Kristin thought her father was dead; she screamed loudly and ran after him as she called to him with all her heart.
Inside the winter house Ulvhild had been placed on her parents’ bed. All of the pillows had been thrown to the floor so that the child could lie flat. It looked as if she had already been laid out on the straw of her deathbed. But she was moaning loudly and incessantly, and her mother was leaning over her, stroking and patting her, wild with grief because there was nothing she could do.
Lavrans was lying on the other bed. He got up and staggered across the floor to console his wife.
Then she sprang up and screamed, “Don’t touch me! Don’t touch me! Jesus, Jesus, I am so worthless that you should strike me dead—will there never be an end to the misfortune I bring upon you?”
“You haven’t … my dear wife, this is not something you have brought upon us,” said Lavrans, placing a hand on her shoulder. She shuddered at his touch and her pale gray eyes glistened in her gaunt, sallow face.
“No doubt she means that I am the one who caused this,” said Trond Ivars?n harshly.
His sister shot him a look of hatred and replied, “Trond knows what I mean.”

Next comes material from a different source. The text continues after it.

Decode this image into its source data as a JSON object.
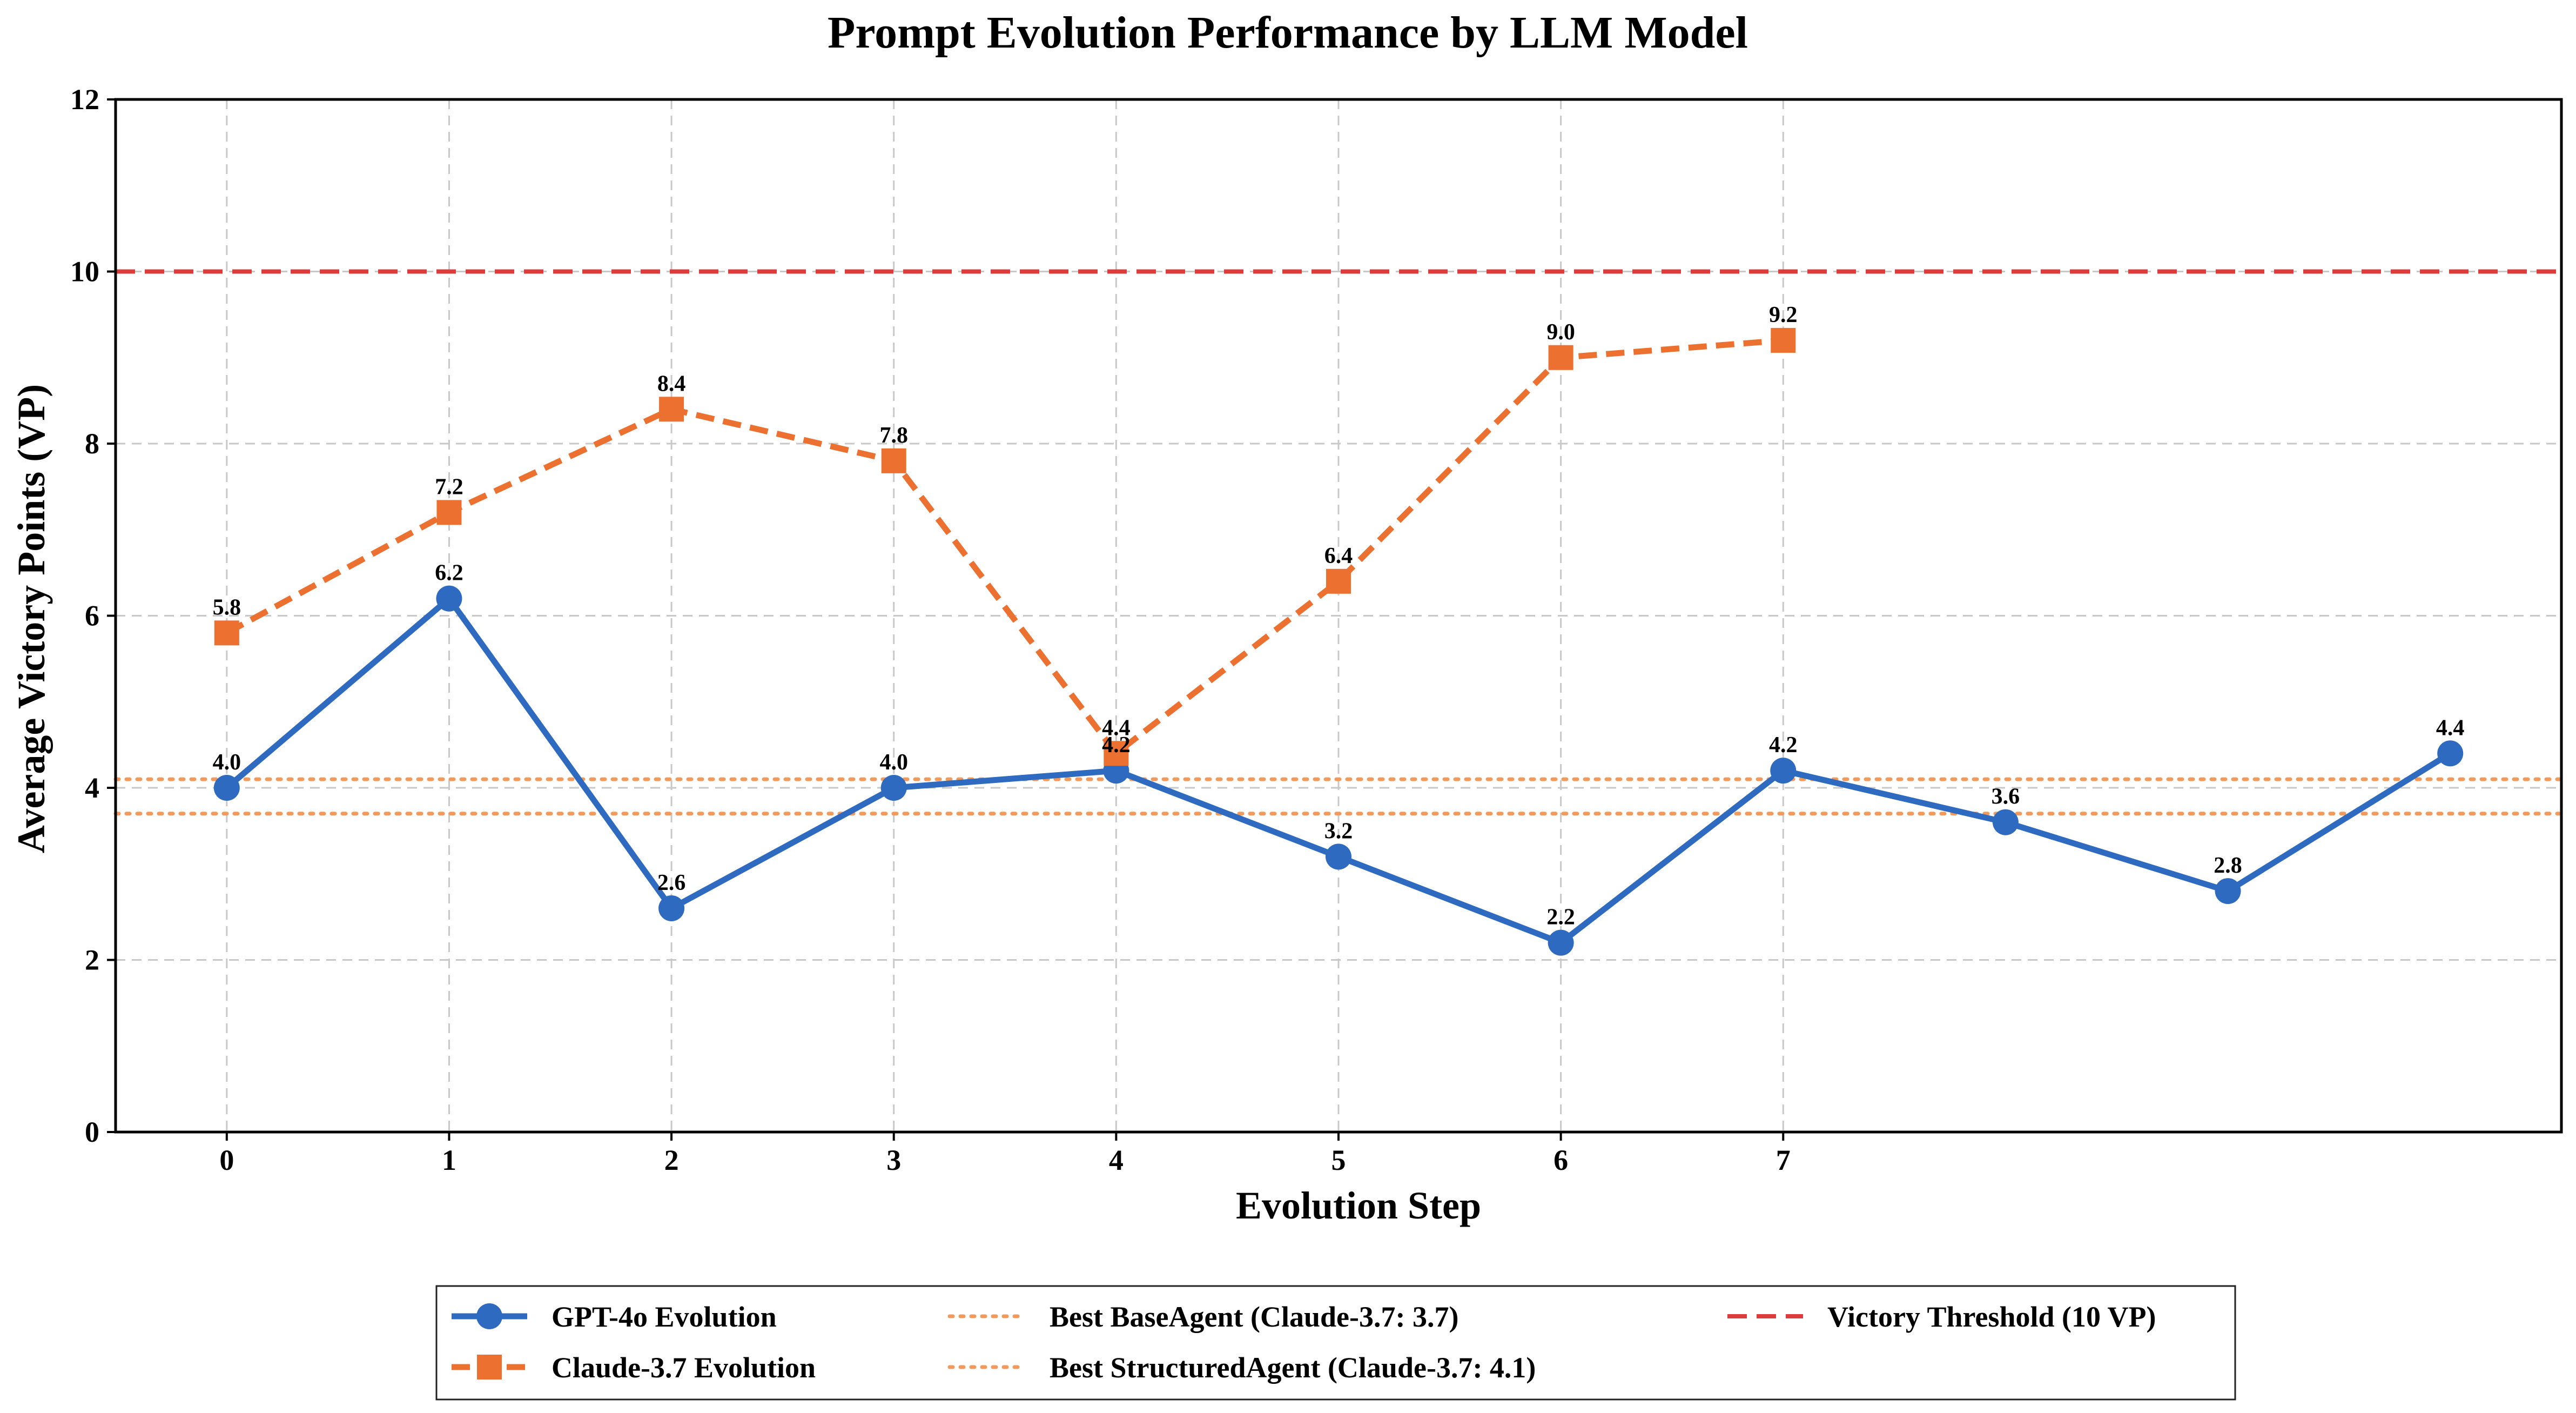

Kristin ran to her parents but they both pushed her aside. And Tordis, who came over with a kettle of hot water, took her gently by the shoulders and said, “Go over to our house, Kristin. You’re in the way here.”
Tordis wanted to attend to Lavrans, who was sitting on the step of the bed, but he told her that he was not gravely wounded.

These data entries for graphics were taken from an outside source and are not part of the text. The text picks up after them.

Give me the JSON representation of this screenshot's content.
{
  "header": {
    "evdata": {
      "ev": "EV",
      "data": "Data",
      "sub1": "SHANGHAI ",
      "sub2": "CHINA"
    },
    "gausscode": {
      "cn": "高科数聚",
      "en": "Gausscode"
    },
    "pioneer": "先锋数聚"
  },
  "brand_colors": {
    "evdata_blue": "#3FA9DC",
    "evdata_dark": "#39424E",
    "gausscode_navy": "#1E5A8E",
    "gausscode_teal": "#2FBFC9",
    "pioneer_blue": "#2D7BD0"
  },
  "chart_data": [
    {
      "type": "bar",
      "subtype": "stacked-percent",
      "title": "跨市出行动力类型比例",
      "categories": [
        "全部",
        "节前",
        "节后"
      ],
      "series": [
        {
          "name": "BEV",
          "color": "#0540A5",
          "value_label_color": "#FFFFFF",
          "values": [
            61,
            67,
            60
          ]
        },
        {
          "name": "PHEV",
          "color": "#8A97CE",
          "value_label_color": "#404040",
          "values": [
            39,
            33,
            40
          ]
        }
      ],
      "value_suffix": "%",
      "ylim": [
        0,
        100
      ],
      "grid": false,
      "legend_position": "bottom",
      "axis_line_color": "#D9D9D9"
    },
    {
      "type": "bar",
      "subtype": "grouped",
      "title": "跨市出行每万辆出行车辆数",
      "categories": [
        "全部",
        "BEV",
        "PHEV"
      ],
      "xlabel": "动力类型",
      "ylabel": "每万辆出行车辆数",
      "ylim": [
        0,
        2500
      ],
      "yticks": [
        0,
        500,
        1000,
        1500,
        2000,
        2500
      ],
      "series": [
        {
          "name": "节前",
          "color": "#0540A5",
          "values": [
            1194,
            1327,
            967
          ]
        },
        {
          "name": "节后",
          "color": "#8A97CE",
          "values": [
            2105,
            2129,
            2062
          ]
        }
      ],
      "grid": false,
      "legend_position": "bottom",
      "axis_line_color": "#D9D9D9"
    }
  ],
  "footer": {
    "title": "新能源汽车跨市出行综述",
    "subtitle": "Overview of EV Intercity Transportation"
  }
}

“But can’t you ease Ulvhild’s pain a little? God help us, her moans could arouse pity from the stone inside the mountain.”
“We don’t dare touch her until the priest arrives, or Ingegjerd, the wise woman,” said Tordis.
Arne came in just then and reported that Sira Eirik was not at home.
Ragnfrid stood there for a moment, wringing her hands. Then she said, “Send word to Fru Aashild at Haugen. Nothing else matters, if only Ulvhild can be saved.”